Na conversa, Hyldon falou do tempo em que se tornou um dos pilares da trilogia black brasileira ao lado, justamente, de Tim e de Cassiano, o segundo, autor de Primavera e outro hitmaker black. “Eu conheci o Tim, ele tinha gravado o primeiro disco, a gente ficou logo amigo e ele me chamou pra tocar com ele. Já no segundo disco dele, já tinha uma música minha e depois. Eu gravei em quase todos os discos do Tim, gravando com ele nos anos 70 e fui músico dele também, tocando contrabaixo. Eu tenho 11 anos de diferença do Tim e do Cassiano, então eu era tipo garoto prodígio”, recorda.
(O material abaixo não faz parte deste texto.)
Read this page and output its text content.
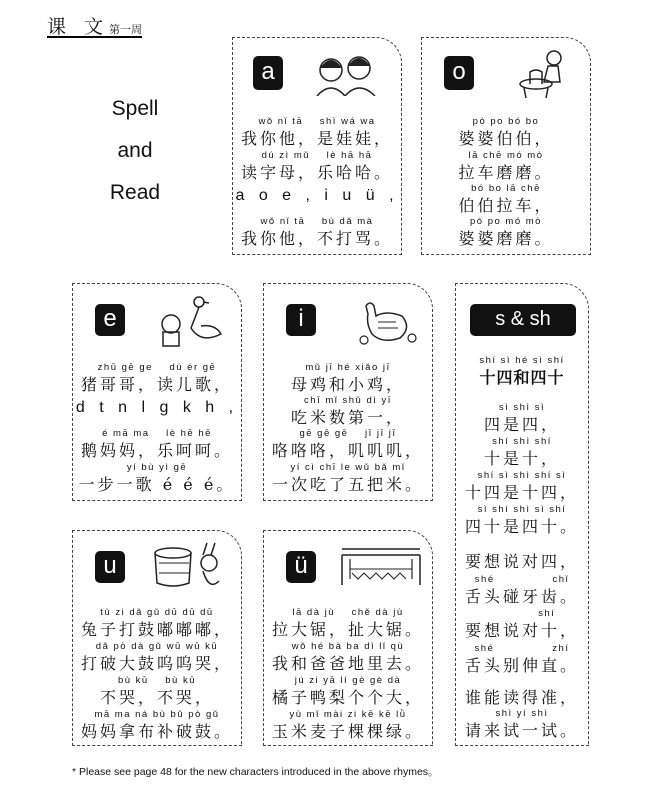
课 文第一周
Spell
and
Read
a
wǒ nǐ tā    shì wá wa
我你他，是娃娃，
dú zì mǔ    lè hā hā
读字母，乐哈哈。
a o e , i u ü ,
wǒ nǐ tā    bù dǎ mà
我你他，不打骂。
o
pó po bó bo
婆婆伯伯，
lā chē mó mò
拉车磨磨。
bó bo lā chē
伯伯拉车，
pó po mó mò
婆婆磨磨。
e
zhū gē ge    dú ér gē
猪哥哥，读儿歌，
d t n l g k h ,
é mā ma    lè hē hē
鹅妈妈，乐呵呵。
yí bù yì gē
一步一歌 é é é。
i
mǔ jī hé xiǎo jī
母鸡和小鸡，
chī mǐ shǔ dì yī
吃米数第一，
gē gē gē    jī jī jī
咯咯咯，叽叽叽，
yí cì chī le wǔ bǎ mǐ
一次吃了五把米。
u
tù zi dǎ gǔ dū dū dū
兔子打鼓嘟嘟嘟，
dǎ pò dà gǔ wū wū kū
打破大鼓呜呜哭，
bù kū    bù kū
不哭，不哭，
mā ma ná bù bǔ pò gǔ
妈妈拿布补破鼓。
ü
lā dà jù    chě dà jù
拉大锯，扯大锯。
wǒ hé bà ba dì lǐ qù
我和爸爸地里去。
jú zi yā lí gè gè dà
橘子鸭梨个个大，
yù mǐ mài zi kē kē lǜ
玉米麦子棵棵绿。
s & sh
shí sì hé sì shí
十四和四十
sì shì sì
四是四，
shí shì shí
十是十，
shí sì shì shí sì
十四是十四，
sì shí shì sì shí
四十是四十。
要想说对四，
shé              chǐ
舌头碰牙齿。
shí
要想说对十，
shé              zhí
舌头别伸直。
谁能读得准，
shì yí shì
请来试一试。
* Please see page 48 for the new characters introduced in the above rhymes。
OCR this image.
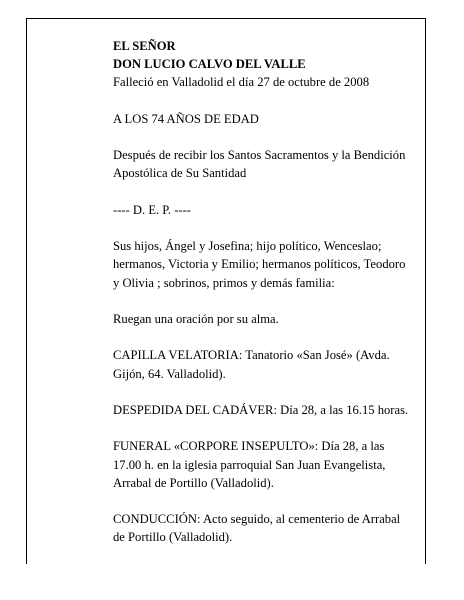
EL SEÑOR
DON LUCIO CALVO DEL VALLE
Falleció en Valladolid el día 27 de octubre de 2008
A LOS 74 AÑOS DE EDAD
Después de recibir los Santos Sacramentos y la Bendición Apostólica de Su Santidad
---- D. E. P. ----
Sus hijos, Ángel y Josefina; hijo político, Wenceslao; hermanos, Victoria y Emilio; hermanos políticos, Teodoro y Olivia ; sobrinos, primos y demás familia:
Ruegan una oración por su alma.
CAPILLA VELATORIA: Tanatorio «San José» (Avda. Gijón, 64. Valladolid).
DESPEDIDA DEL CADÁVER: Día 28, a las 16.15 horas.
FUNERAL «CORPORE INSEPULTO»: Día 28, a las 17.00 h. en la iglesia parroquial San Juan Evangelista, Arrabal de Portillo (Valladolid).
CONDUCCIÓN: Acto seguido, al cementerio de Arrabal de Portillo (Valladolid).
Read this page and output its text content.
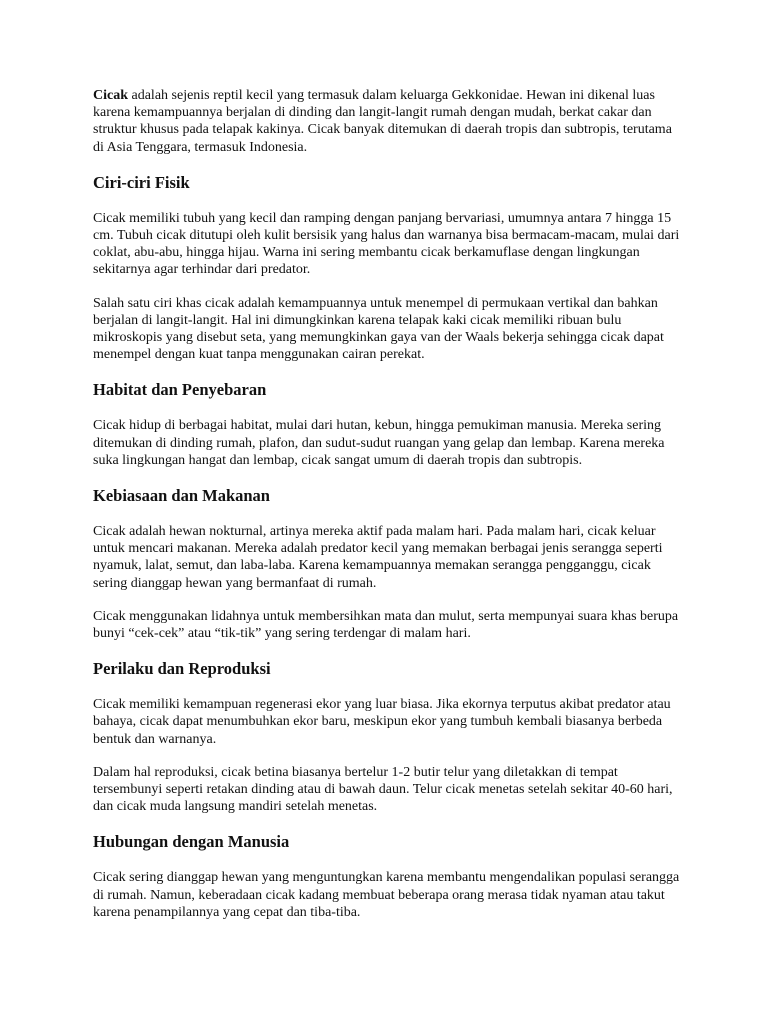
Cicak adalah sejenis reptil kecil yang termasuk dalam keluarga Gekkonidae. Hewan ini dikenal luas karena kemampuannya berjalan di dinding dan langit-langit rumah dengan mudah, berkat cakar dan struktur khusus pada telapak kakinya. Cicak banyak ditemukan di daerah tropis dan subtropis, terutama di Asia Tenggara, termasuk Indonesia.

Ciri-ciri Fisik

Cicak memiliki tubuh yang kecil dan ramping dengan panjang bervariasi, umumnya antara 7 hingga 15 cm. Tubuh cicak ditutupi oleh kulit bersisik yang halus dan warnanya bisa bermacam-macam, mulai dari coklat, abu-abu, hingga hijau. Warna ini sering membantu cicak berkamuflase dengan lingkungan sekitarnya agar terhindar dari predator.

Salah satu ciri khas cicak adalah kemampuannya untuk menempel di permukaan vertikal dan bahkan berjalan di langit-langit. Hal ini dimungkinkan karena telapak kaki cicak memiliki ribuan bulu mikroskopis yang disebut seta, yang memungkinkan gaya van der Waals bekerja sehingga cicak dapat menempel dengan kuat tanpa menggunakan cairan perekat.

Habitat dan Penyebaran

Cicak hidup di berbagai habitat, mulai dari hutan, kebun, hingga pemukiman manusia. Mereka sering ditemukan di dinding rumah, plafon, dan sudut-sudut ruangan yang gelap dan lembap. Karena mereka suka lingkungan hangat dan lembap, cicak sangat umum di daerah tropis dan subtropis.

Kebiasaan dan Makanan

Cicak adalah hewan nokturnal, artinya mereka aktif pada malam hari. Pada malam hari, cicak keluar untuk mencari makanan. Mereka adalah predator kecil yang memakan berbagai jenis serangga seperti nyamuk, lalat, semut, dan laba-laba. Karena kemampuannya memakan serangga pengganggu, cicak sering dianggap hewan yang bermanfaat di rumah.

Cicak menggunakan lidahnya untuk membersihkan mata dan mulut, serta mempunyai suara khas berupa bunyi “cek-cek” atau “tik-tik” yang sering terdengar di malam hari.

Perilaku dan Reproduksi

Cicak memiliki kemampuan regenerasi ekor yang luar biasa. Jika ekornya terputus akibat predator atau bahaya, cicak dapat menumbuhkan ekor baru, meskipun ekor yang tumbuh kembali biasanya berbeda bentuk dan warnanya.

Dalam hal reproduksi, cicak betina biasanya bertelur 1-2 butir telur yang diletakkan di tempat tersembunyi seperti retakan dinding atau di bawah daun. Telur cicak menetas setelah sekitar 40-60 hari, dan cicak muda langsung mandiri setelah menetas.

Hubungan dengan Manusia

Cicak sering dianggap hewan yang menguntungkan karena membantu mengendalikan populasi serangga di rumah. Namun, keberadaan cicak kadang membuat beberapa orang merasa tidak nyaman atau takut karena penampilannya yang cepat dan tiba-tiba.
Ele relembra também que o Síndico era uma espécie de professor de soul e funk para a rapaziada mais nova. “O Tim, cara, ele era uma pessoa que valorizava muito o artista, o músico. O Tim era uma escola para todos os músicos que tocavam com ele, a concepção do som. Ele morou nos Estados Unidos, então ele trouxe informações de lá, ele teve grupo lá no Harlem. Ele apresentou um disco que foi fundamental, Diana Ross & The Supremes Join The Temptations. Porque naquele tempo, as informações demoravam pra chegar. Um disco saía nos Estados Unidos, demorava um ano pra chegar aqui no Brasil, nem vinha às vezes”, diz.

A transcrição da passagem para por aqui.